- Parcel barons FedEx and UPS now institute vastly different pricing models in areas such as fuel surcharges and list rates, resulting in more challenging price comparisons, Logistics Management reported Tuesday.
- At FedEx, the greatest change is the dim weight reduction from 166 to 139, while at UPS a handling surcharge will be levied on every package with its longest side exceeding 48 inches, instead of the previous 60 inch standard. FedEx has also reduced its fuel rate surcharge calculations from one month to one week.
- Shippers interested in closely comparing the carriers' rates in order to find the best value are advised to consult carrier representatives at each company for an analysis, since simply staying with your usual carrier may cost more in the end.
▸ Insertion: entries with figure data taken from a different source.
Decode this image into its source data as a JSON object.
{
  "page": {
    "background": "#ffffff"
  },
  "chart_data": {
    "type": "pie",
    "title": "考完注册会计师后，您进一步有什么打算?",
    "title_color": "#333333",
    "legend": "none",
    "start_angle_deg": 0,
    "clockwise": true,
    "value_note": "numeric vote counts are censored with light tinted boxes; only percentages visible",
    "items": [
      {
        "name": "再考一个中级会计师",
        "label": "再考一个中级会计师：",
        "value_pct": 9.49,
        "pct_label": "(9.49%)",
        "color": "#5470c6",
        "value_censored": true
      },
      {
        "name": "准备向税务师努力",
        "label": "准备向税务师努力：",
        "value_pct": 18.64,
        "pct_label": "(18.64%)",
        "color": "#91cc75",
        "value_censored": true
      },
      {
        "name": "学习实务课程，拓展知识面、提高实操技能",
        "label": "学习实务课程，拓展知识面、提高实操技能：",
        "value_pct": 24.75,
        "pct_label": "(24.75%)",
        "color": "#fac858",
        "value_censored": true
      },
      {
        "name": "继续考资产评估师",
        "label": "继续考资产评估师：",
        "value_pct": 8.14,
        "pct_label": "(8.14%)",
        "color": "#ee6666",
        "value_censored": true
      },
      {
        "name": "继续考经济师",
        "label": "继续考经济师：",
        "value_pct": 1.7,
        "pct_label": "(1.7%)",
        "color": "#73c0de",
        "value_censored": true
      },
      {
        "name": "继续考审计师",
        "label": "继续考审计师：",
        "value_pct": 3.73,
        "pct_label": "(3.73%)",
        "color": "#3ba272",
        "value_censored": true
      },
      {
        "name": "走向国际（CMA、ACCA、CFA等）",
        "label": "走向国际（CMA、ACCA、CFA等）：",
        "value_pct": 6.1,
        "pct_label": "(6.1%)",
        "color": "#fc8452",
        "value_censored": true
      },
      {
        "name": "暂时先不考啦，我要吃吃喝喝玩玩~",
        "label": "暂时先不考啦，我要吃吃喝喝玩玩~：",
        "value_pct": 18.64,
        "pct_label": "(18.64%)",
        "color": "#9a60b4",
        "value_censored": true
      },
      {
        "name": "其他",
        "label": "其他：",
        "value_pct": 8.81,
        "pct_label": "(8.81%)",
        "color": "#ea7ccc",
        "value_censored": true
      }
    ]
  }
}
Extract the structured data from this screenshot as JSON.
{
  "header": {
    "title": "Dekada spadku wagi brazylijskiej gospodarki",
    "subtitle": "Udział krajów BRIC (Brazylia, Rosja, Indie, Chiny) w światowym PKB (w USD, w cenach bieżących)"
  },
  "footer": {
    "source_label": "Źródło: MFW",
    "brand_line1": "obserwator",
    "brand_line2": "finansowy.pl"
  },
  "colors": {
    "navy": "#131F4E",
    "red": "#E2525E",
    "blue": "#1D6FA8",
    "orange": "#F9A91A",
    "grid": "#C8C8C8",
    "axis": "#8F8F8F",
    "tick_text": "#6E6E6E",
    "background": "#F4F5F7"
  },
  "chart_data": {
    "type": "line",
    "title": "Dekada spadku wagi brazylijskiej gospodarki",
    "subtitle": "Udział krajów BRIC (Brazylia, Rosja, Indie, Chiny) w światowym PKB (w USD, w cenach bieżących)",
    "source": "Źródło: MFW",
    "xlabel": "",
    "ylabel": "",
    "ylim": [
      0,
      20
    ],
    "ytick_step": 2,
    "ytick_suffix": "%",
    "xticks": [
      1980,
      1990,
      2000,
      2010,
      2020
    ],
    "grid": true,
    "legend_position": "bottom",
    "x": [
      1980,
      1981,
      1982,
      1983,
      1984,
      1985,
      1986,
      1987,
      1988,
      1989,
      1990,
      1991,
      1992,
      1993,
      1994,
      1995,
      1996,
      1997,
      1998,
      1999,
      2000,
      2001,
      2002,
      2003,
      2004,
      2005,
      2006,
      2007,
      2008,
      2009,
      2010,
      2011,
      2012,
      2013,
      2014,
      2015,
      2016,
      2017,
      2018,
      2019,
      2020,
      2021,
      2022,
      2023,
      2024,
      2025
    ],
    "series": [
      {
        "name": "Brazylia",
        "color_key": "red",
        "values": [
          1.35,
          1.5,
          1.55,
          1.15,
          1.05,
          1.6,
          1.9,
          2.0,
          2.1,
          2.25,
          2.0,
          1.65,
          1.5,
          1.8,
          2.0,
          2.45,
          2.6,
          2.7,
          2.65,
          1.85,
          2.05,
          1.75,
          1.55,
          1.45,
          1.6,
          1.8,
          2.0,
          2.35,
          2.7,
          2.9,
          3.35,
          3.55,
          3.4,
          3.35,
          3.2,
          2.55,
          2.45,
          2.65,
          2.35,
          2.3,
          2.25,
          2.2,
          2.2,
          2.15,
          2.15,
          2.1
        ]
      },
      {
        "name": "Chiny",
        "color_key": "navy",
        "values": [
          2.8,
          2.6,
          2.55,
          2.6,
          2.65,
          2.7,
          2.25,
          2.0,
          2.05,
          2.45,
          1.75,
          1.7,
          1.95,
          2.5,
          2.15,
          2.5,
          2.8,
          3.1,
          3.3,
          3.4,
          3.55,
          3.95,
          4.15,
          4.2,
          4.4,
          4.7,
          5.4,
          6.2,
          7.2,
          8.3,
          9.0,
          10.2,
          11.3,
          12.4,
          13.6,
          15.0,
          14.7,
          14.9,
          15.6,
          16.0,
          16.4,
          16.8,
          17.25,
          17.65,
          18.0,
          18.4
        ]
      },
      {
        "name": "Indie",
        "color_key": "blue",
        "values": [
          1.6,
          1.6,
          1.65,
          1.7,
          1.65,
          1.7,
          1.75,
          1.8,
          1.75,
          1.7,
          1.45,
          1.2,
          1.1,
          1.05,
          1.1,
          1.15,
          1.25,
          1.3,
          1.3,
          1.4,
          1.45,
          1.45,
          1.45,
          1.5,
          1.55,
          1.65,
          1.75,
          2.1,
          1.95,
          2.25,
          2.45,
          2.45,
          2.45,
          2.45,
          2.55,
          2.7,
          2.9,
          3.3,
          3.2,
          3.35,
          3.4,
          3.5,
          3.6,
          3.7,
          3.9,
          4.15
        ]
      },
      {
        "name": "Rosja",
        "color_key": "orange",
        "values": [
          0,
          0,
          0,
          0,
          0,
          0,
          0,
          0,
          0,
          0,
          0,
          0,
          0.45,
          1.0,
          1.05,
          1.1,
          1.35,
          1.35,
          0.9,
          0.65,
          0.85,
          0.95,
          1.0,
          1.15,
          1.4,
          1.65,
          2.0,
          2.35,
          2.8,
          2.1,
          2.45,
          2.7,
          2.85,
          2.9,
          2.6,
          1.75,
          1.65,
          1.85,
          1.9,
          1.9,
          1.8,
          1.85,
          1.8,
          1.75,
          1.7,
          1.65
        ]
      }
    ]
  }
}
Previously, UPS and FedEx spent a decade marching in lockstep on pricing rates, presuming that customers would focus primarily on basic ground rates rather than higher cost air and speed shipping offerings. Now, with their sudden divergence, direct competition shifts and pricing is unpredictable at best.
The majority of both carriers' businesses come from discounted bulk shippers, which, if designated as a small business, often receive as much as 18% off on air shipping versus 10% on ground at UPS; 16% and 8% respectively at FedEx. At UPS, startups can receive a full year of free pickups, saving more than $500. It is individual shippers who pay full price, however, and who are feeling the brunt of the increases.
2017 business will likely be much more of this type of competitive differentiation, as when in 2015 and 2016 the pair resorted to pricing based on dimensional packaging of three cubic feet or less, or the majority of e-commerce parcels. Rates rose for both shippers of lightweight and heavier items unable to squeeze into smaller or denser units. Justification came in the form of delivery van space availability; if it's too big, or too light, it costs more. FedEx and UPS lead the way on shipping logistics; the fact that they have found different measures to build upon past success is a clear indication that neither is satisfied and will continue to seek out profit opportunities, as consultant Jerry Hempstead argues, amidst the confusion.